Model Intelligence Density in Open Language Models, 2023-2026

Author: Don Mahurin Date: May 7, 2026

Abstract

Open language models have improved through scale, data, training procedure, architecture, distillation, and quantization. This paper studies a narrower deployment-oriented question: how much measured model capability is obtained per gigabyte of commonly available model artifact. We define model intelligence density as the negative log of benchmark error divided by quantized model size, -ln(1 - R/100) / S, where R is a benchmark score and S is the quantized footprint in gigabytes. Using a curated dataset of open or commonly downloadable models from 2023 through 2026, we find that compact models increasingly dominate density even when larger models retain higher absolute benchmark scores. Phi, Llama 3.2, Qwen2.5/Qwen3, Gemma, Zyphra ZAYA1, and Bonsai-family rows show much higher per-gigabyte density than early 2023 7B baselines. We also find that LiveCodeBench correlates much better with MMLU-Pro than SWE-Bench-Pro in this dataset, and therefore serves as a more useful coding benchmark for cross-metric scaling.

Keywords

language models; quantization; GGUF; MXFP4; NVFP4; NF4; MMLU; MMLU-Pro; MMLU-Redux; LiveCodeBench; SWE-Bench-Pro; benchmark normalization; deployment efficiency

Introduction

Open-weight language models are often compared by absolute benchmark score. That comparison is useful for frontier capability, but it is incomplete for local deployment. A user choosing among Q4_K_M, MXFP4, NVFP4, or lower-bit artifacts also cares about how much capability fits into a given memory or storage budget. A model that is slightly less capable in absolute terms may be much more valuable if it reaches that capability at one quarter of the footprint.

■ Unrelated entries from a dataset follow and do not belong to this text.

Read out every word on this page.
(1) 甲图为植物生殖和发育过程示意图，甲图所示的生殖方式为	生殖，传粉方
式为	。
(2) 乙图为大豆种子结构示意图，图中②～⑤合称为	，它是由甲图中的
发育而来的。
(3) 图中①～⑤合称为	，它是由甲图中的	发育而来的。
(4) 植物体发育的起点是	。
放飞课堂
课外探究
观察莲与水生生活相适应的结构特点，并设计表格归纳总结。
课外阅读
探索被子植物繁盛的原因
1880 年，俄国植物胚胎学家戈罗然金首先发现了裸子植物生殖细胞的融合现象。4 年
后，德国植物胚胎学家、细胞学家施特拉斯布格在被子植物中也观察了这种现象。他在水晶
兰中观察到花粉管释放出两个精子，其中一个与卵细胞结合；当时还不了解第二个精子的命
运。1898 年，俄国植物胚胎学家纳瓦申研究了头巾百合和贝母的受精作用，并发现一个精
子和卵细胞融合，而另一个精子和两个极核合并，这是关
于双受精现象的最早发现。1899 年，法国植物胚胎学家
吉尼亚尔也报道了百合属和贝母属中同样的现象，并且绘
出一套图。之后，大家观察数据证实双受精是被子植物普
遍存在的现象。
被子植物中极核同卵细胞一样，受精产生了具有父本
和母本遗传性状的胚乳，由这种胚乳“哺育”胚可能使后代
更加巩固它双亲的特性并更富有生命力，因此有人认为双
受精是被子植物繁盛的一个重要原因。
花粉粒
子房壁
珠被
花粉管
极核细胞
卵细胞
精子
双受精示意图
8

This paper evaluates that deployment-efficiency view. We collect release dates, quantized model sizes, and benchmark values for open or commonly available models between 2023 and 2026. We then compute benchmark-specific density values and plot them over time. Because not all models report the same benchmarks, we fit simple linear conversions into MMLU-equivalent score space for axis scaling. The plotted values remain native benchmark densities.

The central claim is empirical and limited: within the collected open-model dataset, intelligence density has improved materially since 2023. The highest-density points are usually compact models or aggressively quantized models, not the largest available checkpoints.

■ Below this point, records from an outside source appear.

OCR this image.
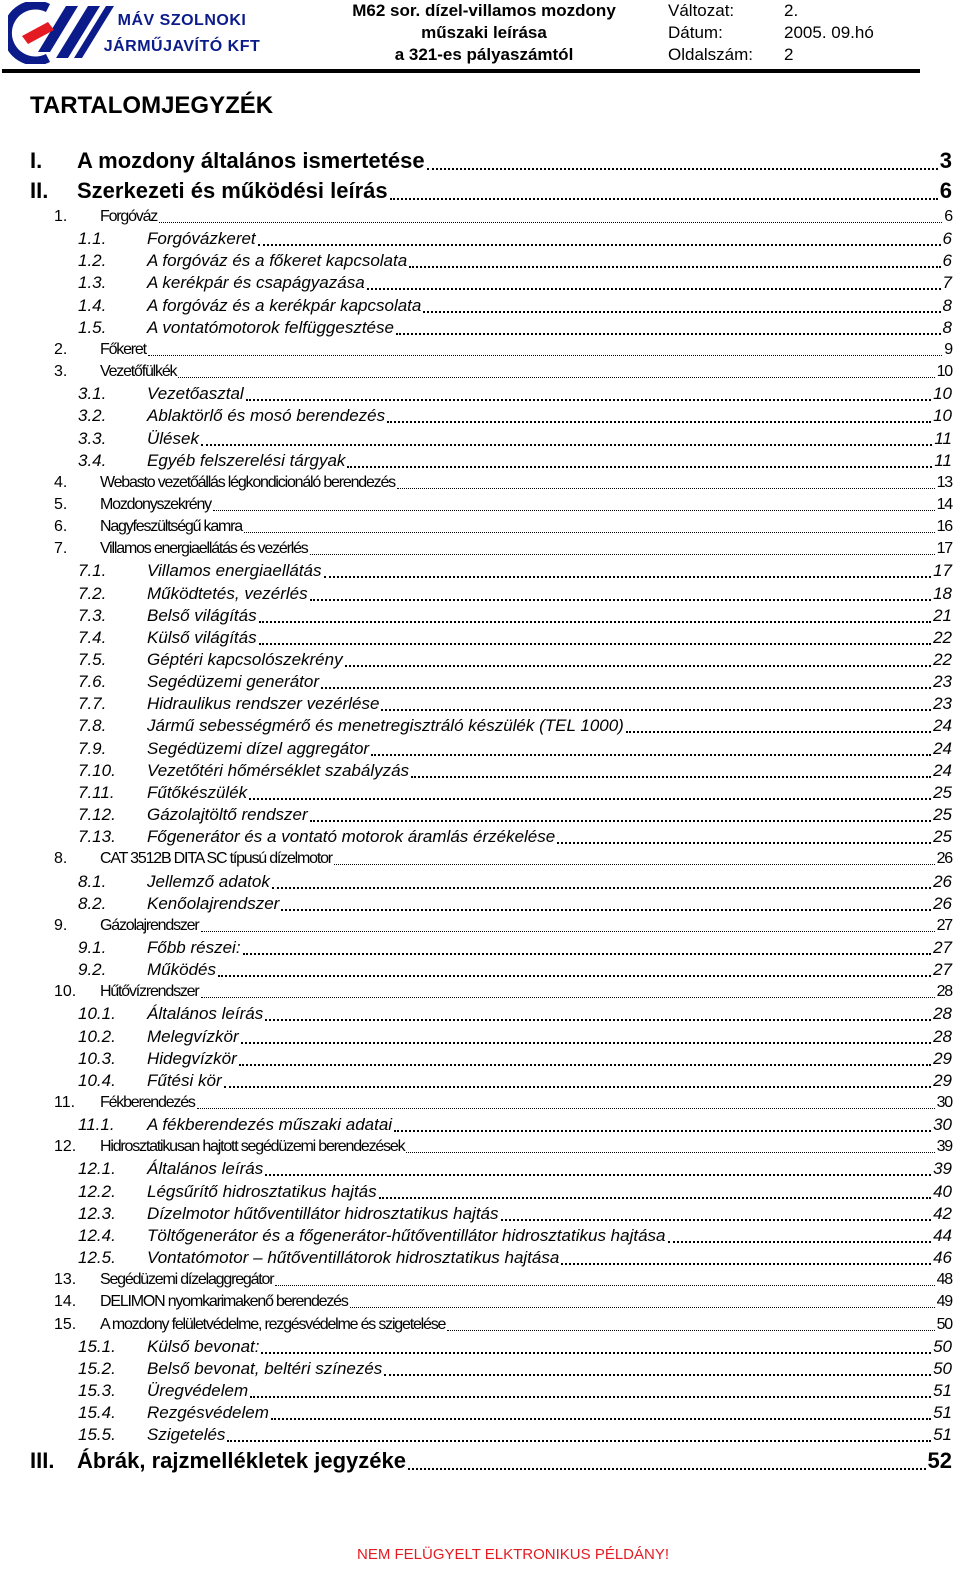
MÁV SZOLNOKI
JÁRMŰJAVÍTÓ KFT
M62 sor. dízel-villamos mozdony
műszaki leírása
a 321-es pályaszámtól
Változat:	2.
Dátum:	2005. 09.hó
Oldalszám:	2
TARTALOMJEGYZÉK
I. A mozdony általános ismertetése	3
II. Szerkezeti és működési leírás	6
1. Forgóváz	6
1.1. Forgóvázkeret	6
1.2. A forgóváz és a főkeret kapcsolata	6
1.3. A kerékpár és csapágyazása	7
1.4. A forgóváz és a kerékpár kapcsolata	8
1.5. A vontatómotorok felfüggesztése	8
2. Főkeret	9
3. Vezetőfülkék	10
3.1. Vezetőasztal	10
3.2. Ablaktörlő és mosó berendezés	10
3.3. Ülések	11
3.4. Egyéb felszerelési tárgyak	11
4. Webasto vezetőállás légkondicionáló berendezés	13
5. Mozdonyszekrény	14
6. Nagyfeszültségű kamra	16
7. Villamos energiaellátás és vezérlés	17
7.1. Villamos energiaellátás	17
7.2. Működtetés, vezérlés	18
7.3. Belső világítás	21
7.4. Külső világítás	22
7.5. Géptéri kapcsolószekrény	22
7.6. Segédüzemi generátor	23
7.7. Hidraulikus rendszer vezérlése	23
7.8. Jármű sebességmérő és menetregisztráló készülék (TEL 1000)	24
7.9. Segédüzemi dízel aggregátor	24
7.10. Vezetőtéri hőmérséklet szabályzás	24
7.11. Fűtőkészülék	25
7.12. Gázolajtöltő rendszer	25
7.13. Főgenerátor és a vontató motorok áramlás érzékelése	25
8. CAT 3512B DITA SC típusú dízelmotor	26
8.1. Jellemző adatok	26
8.2. Kenőolajrendszer	26
9. Gázolajrendszer	27
9.1. Főbb részei:	27
9.2. Működés	27
10. Hűtővízrendszer	28
10.1. Általános leírás	28
10.2. Melegvízkör	28
10.3. Hidegvízkör	29
10.4. Fűtési kör	29
11. Fékberendezés	30
11.1. A fékberendezés műszaki adatai	30
12. Hidrosztatikusan hajtott segédüzemi berendezések	39
12.1. Általános leírás	39
12.2. Légsűrítő hidrosztatikus hajtás	40
12.3. Dízelmotor hűtőventillátor hidrosztatikus hajtás	42
12.4. Töltőgenerátor és a főgenerátor-hűtőventillátor hidrosztatikus hajtása	44
12.5. Vontatómotor – hűtőventillátorok hidrosztatikus hajtása	46
13. Segédüzemi dízelaggregátor	48
14. DELIMON nyomkarimakenő berendezés	49
15. A mozdony felületvédelme, rezgésvédelme és szigetelése	50
15.1. Külső bevonat:	50
15.2. Belső bevonat, beltéri színezés	50
15.3. Üregvédelem	51
15.4. Rezgésvédelem	51
15.5. Szigetelés	51
III. Ábrák, rajzmellékletek jegyzéke	52
NEM FELÜGYELT ELKTRONIKUS PÉLDÁNY!
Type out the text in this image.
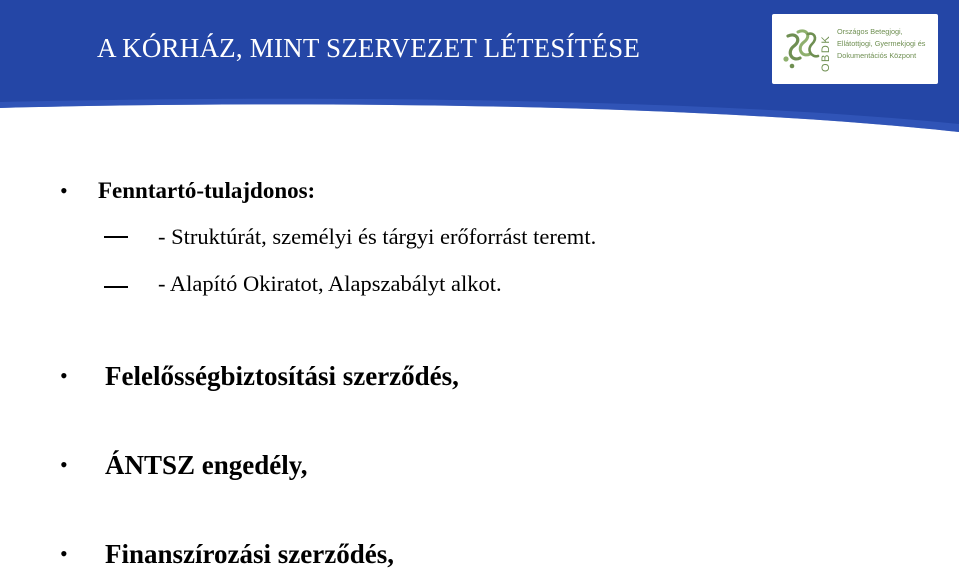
A KÓRHÁZ, MINT SZERVEZET LÉTESÍTÉSE	OBDK
Országos Betegjogi,
Ellátottjogi, Gyermekjogi és
Dokumentációs Központ
• Fenntartó-tulajdonos:
- Struktúrát, személyi és tárgyi erőforrást teremt.
- Alapító Okiratot, Alapszabályt alkot.
• Felelősségbiztosítási szerződés,
• ÁNTSZ engedély,
• Finanszírozási szerződés,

The dataset follows several public benchmark families. MMLU measures broad multitask academic knowledge; MMLU-Pro is a harder variant; MMLU-Redux attempts to address issues in the original MMLU set; LiveCodeBench measures code generation over time-varying programming tasks; and SWE-Bench-Pro measures agentic software-engineering performance. These benchmarks differ in task format, scoring rules, and sensitivity to prompting or scaffolding, so this paper treats conversion across them as an approximate plotting aid rather than a claim of equivalence.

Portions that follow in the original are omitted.